Insulin Sensitizers for Improving the Endocrine and Metabolic Profile in Overweight Women With PCOS

Chuan Xing; Chunzhu Li; Bing He


J Clin Endocrinol Metab. 2020;105(9) 

In This Article

Abstract and Introduction


Objective: To evaluate the efficacy of insulin sensitizers on menstrual frequency, sex hormone, and metabolic parameters in overweight women with polycystic ovary syndrome (PCOS).

Methods: We searched multiple databases from inception to September 2019 for randomized controlled trials. Network meta-analysis was conducted using multivariate random effects method.

Results: Fourteen trials reporting on 619 women were included. Compared with metformin, metformin + thiazolidinediones (TZDs) was more superior in menstrual recovery (weighted mean difference [WMD] 3.68; 95% credibility interval [CrI], 1.65 to 8.20), metformin + glucagon-like peptide-1 (GLP-1) receptor agonists was more effective in decreasing androstenedione (WMD −2.53; 95% CrI, −3.96 to −1.09), both metformin + GLP-1 receptor agonists (WMD 9.22; 95% CrI, 5.46 to 12.98) and metformin + TZDs (WMD 4.30; 95% CrI, 0.78 to 7.82) were more effective in increasing sex hormone–binding globulin (SHBG), while TZDs were less effective in decreasing body mass index (BMI) (WMD 1.69; 95% CrI, 0.72 to 2.66). Compared with GLP-1 receptor agonists, metformin + GLP-1 receptor agonists was associated with higher SHBG (WMD 7.80; 95% CrI, 4.75 to 10.85), lower free testosterone (WMD −1.77; 95% CrI, −3.25 to −0.29), lower androstenedione (WMD −2.70; 95% CrI, −3.91 to −1.50) and lower fasting blood glucose (WMD −0.41; 95% CrI, −0.73 to −0.08).

Conclusion: For overweight women with PCOS, both metformin combined with GLP-1 receptor agonists and metformin combined with TZDs appear superior to monotherapy in improving hyperandrogenemia. Metformin combined with TZDs could be particularly effective in promoting the recovery of menstruation. Metformin combined with GLP-1 receptor agonists has the additional advantage of improving fasting glucose when compared with GLP-1 receptor agonists alone. TZDs are inferior to metformin in decreasing BMI.

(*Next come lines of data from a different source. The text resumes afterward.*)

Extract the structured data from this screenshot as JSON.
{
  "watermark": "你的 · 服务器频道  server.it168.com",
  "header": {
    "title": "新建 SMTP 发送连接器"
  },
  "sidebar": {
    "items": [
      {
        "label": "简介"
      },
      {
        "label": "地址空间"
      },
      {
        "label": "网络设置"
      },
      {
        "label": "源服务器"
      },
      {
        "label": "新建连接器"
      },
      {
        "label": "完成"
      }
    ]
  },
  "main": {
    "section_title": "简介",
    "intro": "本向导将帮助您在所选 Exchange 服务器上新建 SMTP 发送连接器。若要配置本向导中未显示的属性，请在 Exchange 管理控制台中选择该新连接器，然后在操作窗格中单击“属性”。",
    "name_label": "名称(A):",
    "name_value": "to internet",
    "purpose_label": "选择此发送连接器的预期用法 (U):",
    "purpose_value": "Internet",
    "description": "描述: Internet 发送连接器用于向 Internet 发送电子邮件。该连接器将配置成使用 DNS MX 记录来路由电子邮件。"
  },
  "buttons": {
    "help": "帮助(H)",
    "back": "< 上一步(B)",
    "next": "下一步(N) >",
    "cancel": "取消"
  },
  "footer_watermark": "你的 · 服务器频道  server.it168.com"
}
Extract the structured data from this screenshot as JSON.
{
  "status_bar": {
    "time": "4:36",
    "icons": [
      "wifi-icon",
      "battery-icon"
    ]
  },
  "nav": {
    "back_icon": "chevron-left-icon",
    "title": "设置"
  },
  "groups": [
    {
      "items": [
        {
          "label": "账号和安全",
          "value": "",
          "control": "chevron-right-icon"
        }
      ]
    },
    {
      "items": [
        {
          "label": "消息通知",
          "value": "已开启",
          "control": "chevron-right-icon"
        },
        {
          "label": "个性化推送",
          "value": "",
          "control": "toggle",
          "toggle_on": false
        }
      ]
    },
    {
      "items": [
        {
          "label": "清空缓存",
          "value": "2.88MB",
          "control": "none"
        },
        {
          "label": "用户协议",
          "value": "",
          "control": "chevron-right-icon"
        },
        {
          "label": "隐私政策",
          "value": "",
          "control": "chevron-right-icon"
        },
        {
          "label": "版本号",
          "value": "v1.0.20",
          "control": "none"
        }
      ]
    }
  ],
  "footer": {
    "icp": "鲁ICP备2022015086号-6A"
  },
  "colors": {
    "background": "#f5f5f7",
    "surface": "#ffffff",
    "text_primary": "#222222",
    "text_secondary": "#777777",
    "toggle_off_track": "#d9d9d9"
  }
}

Polycystic ovary syndrome (PCOS) is characterized by oligoovulation or anovulation, elevated androgen production, and polycystic ovary changes observed by ultrasound. PCOS affects up to 13% of women of reproductive age.[1] The pathogenesis of PCOS is far from completely clear and may relate to hyperandrogenemia, hyperinsulinemia, an imbalanced ratio of luteinizing hormone (LH) to follicle-stimulating hormone (FSH), metabolic aberrances, inflammation, advanced glycation end products, and endoplasmic reticulum stress.[2–5] PCOS is often accompanied by obesity and increased rates of type 2 and gestational diabetes, cardiovascular disease, hepatic steatosis, and endometrial cancer, which, as long-term risks, can lead to serious threats to a woman's life.[6–9] Overweight women with PCOS are more prone to insulin resistance, which could lead to abnormal glucose and lipid metabolism.[10] Moreover, hyperinsulinemia reduces the circulating level of sex hormone-binding globulin (SHBG) and increases free testosterone (FT), which inhibits follicular maturation with consequent menstrual irregularity and infertility.[11]

Currently, symptomatic treatment dominates the clinical approach to PCOS and mainly includes the regulation of menstrual cycle, anti-hyperandrogenemia therapy, weight control, management of insulin resistance and metabolic disorders, and lifestyle modification.[12–14] Drugs often used to reduce insulin resistance in obese patients with PCOS include metformin, glucagon-like peptide-1 (GLP-1) receptor agonists, and thiazolidinediones (TZDs).[7] However, the efficacy of different interventions on metabolism for PCOS remains to be verified. For this reason, we designed this meta-analysis to compare the effects of these drugs on the improvement of menstrual frequency, as well as sex hormone and metabolic parameters, of overweight women with PCOS. In addition, we searched for eligible interventions that can reduce hyperinsulinemia and induce weight loss in PCOS.